Five potential Contributory Factors which may have contributed to the loss of separation between the Cessna 525 and the ERJ-170 were identified as follows:
- The [Cessna 525] flight crew not giving immediate and explicit information to the controller concerning the differences in altitude indications observed between systems 1 and 2;
- The controller not giving clear information to the crew concerning the nature and origin of the altitude information available to him on his screen, in response to the question from the crew who had not formalised their doubt;
- The [Cessna 525] captain's confirmation bias generated by the controller's response to the crew's question (similarity of indications in near-stabilised flight);
- the [Cessna 525] pilots giving late information to the controller concerning the altitude differences between their system 1 and 2 altimeters, limiting the options available to the controller to manage the conflict;
- the absence of a (manufacturer and/or operator) (flight) crew procedure to deal with cases of faults or uncertainties with respect to the air data system indications.
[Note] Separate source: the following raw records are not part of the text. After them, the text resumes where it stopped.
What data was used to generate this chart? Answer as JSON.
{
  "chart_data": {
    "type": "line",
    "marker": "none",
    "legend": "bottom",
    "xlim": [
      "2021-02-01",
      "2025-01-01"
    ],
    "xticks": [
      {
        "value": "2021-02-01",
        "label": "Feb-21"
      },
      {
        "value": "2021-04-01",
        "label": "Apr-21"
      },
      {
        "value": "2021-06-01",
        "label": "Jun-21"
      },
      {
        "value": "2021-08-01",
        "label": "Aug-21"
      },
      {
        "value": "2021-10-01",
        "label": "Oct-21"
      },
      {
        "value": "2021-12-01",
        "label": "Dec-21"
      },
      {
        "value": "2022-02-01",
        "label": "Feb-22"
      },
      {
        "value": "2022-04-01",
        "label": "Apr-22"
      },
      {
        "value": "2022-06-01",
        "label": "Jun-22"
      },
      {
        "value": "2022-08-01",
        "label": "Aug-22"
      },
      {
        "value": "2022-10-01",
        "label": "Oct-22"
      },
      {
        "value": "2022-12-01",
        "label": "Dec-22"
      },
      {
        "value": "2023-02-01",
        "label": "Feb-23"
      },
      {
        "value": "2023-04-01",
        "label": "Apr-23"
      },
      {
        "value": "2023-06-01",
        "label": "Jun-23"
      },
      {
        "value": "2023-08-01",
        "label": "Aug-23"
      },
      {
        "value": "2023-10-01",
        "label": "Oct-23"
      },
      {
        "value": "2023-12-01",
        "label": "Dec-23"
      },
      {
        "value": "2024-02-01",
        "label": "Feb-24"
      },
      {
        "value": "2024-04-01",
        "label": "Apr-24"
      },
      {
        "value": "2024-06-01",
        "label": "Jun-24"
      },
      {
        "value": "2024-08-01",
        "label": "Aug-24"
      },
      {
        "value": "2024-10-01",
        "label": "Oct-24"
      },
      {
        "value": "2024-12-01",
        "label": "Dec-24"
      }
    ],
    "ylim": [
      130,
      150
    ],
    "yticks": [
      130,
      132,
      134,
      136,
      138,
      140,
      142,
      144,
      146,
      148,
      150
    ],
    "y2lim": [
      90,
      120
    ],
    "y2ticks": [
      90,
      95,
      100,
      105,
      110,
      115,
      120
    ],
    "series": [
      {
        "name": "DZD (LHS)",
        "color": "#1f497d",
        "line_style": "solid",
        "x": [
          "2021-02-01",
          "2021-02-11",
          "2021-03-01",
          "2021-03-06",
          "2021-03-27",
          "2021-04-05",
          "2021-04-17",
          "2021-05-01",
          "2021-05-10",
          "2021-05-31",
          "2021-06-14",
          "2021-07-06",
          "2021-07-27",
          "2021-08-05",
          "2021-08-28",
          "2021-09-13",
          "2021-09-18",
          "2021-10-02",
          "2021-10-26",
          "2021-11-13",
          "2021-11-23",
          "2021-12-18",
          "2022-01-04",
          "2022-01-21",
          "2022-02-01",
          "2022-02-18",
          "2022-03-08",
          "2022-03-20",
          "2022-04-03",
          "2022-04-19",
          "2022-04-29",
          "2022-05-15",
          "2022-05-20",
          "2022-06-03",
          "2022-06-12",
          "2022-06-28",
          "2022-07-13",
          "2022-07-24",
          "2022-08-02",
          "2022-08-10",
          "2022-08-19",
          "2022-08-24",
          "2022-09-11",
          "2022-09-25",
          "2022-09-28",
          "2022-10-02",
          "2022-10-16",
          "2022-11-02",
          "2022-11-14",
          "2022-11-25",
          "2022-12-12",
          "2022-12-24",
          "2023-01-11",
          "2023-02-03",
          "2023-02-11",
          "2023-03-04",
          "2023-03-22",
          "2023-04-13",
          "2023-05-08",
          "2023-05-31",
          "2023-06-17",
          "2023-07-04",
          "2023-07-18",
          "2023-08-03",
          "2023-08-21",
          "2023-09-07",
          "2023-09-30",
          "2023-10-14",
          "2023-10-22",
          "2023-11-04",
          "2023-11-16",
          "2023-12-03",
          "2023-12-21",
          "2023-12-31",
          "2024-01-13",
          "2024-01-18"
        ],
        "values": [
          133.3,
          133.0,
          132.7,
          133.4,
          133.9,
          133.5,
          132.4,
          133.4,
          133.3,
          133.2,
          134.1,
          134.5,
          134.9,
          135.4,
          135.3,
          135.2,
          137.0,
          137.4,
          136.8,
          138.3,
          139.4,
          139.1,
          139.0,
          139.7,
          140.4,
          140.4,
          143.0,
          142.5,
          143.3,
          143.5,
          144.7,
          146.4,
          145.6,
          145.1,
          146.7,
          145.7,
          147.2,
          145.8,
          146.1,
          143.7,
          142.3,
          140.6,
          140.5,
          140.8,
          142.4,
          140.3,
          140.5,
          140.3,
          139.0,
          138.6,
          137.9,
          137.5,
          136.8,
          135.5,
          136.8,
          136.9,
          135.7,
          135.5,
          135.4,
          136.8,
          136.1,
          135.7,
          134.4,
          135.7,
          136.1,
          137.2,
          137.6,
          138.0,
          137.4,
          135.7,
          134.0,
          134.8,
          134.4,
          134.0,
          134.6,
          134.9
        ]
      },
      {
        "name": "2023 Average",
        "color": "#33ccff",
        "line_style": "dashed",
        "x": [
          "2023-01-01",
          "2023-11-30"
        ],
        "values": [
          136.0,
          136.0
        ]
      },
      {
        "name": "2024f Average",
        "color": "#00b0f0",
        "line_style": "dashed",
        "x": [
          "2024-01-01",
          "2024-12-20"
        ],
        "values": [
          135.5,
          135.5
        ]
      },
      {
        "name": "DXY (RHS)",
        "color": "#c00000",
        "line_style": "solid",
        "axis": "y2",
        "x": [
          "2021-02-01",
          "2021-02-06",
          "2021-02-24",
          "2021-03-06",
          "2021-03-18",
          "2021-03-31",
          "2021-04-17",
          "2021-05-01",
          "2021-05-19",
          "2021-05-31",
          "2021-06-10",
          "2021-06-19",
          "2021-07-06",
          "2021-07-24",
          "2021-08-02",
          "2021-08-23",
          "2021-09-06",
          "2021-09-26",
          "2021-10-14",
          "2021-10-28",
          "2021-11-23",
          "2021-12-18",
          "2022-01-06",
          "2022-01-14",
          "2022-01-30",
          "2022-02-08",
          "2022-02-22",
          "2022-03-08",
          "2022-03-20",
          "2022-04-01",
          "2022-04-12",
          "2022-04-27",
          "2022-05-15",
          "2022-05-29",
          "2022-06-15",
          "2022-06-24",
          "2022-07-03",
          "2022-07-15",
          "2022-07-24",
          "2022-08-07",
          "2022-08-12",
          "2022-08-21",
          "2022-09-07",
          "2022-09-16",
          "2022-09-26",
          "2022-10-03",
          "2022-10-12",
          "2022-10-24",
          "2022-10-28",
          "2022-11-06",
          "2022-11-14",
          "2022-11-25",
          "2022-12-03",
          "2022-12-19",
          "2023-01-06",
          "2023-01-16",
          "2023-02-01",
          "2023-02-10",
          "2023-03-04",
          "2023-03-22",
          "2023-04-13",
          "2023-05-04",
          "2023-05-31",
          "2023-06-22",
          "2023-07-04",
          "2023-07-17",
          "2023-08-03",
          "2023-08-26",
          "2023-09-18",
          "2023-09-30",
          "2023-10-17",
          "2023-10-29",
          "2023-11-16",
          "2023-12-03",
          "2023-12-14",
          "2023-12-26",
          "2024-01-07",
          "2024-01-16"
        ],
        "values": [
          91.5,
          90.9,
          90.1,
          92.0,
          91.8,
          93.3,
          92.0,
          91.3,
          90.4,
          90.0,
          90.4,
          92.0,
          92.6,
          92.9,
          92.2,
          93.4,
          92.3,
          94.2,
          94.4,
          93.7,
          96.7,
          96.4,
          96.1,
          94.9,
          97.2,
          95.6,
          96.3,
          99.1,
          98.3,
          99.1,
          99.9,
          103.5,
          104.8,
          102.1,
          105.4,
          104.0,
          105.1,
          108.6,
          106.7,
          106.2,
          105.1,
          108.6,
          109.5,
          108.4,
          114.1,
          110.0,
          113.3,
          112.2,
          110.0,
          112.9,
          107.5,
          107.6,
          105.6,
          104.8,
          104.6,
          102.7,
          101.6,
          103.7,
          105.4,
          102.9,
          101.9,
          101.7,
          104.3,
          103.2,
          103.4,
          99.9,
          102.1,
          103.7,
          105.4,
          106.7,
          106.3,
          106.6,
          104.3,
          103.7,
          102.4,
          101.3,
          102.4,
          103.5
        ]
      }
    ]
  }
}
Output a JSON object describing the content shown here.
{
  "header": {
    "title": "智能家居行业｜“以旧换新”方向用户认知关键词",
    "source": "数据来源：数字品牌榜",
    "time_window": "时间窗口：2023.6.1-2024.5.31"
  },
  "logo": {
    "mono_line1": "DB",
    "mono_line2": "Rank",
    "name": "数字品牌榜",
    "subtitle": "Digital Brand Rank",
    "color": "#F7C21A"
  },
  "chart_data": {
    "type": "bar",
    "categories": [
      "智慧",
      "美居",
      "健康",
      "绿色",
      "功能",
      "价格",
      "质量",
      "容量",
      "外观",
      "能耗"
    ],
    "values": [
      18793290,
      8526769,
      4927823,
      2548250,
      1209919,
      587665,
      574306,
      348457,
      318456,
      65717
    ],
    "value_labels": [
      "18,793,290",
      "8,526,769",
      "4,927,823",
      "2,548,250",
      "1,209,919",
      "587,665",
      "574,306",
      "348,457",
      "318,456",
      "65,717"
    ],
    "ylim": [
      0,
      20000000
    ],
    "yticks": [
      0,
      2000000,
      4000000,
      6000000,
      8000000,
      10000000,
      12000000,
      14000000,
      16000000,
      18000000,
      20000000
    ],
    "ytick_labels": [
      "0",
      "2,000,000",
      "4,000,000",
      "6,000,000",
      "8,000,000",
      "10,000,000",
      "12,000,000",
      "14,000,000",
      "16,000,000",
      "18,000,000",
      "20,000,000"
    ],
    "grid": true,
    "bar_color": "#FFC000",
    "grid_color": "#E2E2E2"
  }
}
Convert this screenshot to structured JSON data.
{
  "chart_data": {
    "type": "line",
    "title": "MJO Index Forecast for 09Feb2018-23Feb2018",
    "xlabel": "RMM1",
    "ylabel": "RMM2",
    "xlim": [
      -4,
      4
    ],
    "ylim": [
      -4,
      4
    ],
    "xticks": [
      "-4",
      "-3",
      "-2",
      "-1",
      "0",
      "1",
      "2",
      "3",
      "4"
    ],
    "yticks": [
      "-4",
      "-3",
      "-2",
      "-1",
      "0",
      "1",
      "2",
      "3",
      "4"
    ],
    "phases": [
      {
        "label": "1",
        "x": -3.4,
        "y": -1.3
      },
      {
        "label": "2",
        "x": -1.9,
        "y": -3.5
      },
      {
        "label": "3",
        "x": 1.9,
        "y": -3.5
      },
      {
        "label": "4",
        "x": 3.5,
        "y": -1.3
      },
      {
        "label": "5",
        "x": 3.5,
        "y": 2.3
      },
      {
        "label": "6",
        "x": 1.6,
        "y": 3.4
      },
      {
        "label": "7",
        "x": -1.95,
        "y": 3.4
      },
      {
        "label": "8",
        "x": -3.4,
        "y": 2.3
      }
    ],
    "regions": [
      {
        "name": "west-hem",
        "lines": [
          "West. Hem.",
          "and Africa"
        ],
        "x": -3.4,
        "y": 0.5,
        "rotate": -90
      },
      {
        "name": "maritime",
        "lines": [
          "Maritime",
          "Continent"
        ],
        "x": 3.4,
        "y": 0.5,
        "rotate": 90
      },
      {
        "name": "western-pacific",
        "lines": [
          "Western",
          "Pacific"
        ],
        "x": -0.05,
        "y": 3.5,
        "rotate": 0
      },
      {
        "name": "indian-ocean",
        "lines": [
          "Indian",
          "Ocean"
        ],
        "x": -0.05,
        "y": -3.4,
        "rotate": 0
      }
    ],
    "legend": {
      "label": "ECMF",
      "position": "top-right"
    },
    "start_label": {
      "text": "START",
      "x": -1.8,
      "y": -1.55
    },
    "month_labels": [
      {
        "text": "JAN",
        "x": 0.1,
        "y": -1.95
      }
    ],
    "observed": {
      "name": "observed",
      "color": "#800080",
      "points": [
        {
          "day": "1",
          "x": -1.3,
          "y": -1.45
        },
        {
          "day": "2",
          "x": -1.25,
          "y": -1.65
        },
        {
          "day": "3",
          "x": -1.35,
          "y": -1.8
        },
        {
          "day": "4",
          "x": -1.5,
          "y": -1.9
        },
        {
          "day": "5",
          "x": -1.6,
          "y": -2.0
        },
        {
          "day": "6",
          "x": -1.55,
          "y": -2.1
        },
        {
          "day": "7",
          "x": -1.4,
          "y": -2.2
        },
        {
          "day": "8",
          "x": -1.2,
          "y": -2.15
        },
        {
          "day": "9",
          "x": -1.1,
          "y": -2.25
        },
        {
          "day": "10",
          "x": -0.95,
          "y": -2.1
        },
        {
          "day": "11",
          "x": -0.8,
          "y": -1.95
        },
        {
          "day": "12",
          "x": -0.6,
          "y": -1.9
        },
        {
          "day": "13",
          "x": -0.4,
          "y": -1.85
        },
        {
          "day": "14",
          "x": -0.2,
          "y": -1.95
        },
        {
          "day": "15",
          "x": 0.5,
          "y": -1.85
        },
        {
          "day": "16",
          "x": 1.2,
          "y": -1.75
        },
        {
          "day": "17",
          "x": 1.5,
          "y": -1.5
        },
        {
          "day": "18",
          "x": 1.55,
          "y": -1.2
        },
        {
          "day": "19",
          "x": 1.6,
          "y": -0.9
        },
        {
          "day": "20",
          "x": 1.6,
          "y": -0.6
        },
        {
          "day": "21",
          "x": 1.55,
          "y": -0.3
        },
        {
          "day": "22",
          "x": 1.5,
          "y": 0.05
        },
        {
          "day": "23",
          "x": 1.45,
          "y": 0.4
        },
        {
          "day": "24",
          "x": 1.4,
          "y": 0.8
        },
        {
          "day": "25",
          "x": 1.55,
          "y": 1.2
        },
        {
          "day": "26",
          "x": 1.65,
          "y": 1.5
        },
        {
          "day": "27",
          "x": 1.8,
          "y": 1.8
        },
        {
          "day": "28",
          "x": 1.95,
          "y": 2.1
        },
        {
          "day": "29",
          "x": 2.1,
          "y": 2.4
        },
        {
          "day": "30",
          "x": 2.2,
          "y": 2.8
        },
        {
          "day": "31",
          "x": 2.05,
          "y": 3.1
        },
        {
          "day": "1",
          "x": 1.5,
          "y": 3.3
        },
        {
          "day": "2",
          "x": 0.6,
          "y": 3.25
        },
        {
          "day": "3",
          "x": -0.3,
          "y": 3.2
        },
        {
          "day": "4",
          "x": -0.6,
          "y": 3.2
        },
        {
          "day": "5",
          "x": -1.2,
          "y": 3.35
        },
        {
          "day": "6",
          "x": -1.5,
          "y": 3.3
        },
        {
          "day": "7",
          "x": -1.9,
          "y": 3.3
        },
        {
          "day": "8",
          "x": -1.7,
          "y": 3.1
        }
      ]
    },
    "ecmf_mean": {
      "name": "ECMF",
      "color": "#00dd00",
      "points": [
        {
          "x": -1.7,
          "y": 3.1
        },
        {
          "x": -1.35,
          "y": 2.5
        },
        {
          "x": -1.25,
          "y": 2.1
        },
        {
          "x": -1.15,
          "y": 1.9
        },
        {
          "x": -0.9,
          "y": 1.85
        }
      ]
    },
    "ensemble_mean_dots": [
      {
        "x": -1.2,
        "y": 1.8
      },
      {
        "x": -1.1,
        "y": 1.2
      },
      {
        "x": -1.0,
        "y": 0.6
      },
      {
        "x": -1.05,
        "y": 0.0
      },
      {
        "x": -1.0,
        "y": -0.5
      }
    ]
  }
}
Two other potential Contributory Factors which may have resulted in an air data system being kept in an unsafe technical condition were also identified as:
- The inappropriate practices with respect to the reporting and technical processing of occurrences in the Valljet Citation (operation), which have been shown to be ineffective and may reflect a deficient safety culture.
- Shortcomings in the Textron Aviation maintenance manual, in particular the absence of a suitable troubleshooting procedure for this type of situation.
Two other potential Contributory Factors, which may have been relevant to the absence of operational procedures for the crew, which led to the inadequate operational management of an in-flight fault on an air data system were identified as:
- The limited scope of the actions taken by EASA after the serious incident of 2010, in particular with respect to the observed shortcomings of the flight manuals drawn up by the manufacturer and in relation to situations of doubtful or erroneous air data information.
- Inadequate practices with respect to the reporting and operational processing of occurrences at Valljet, which meant that it did not identify the need to produce this type of procedure.
The Final Report was initially published in the definitive French language on 10 July 2023, and this was followed the next day by an English Language translation.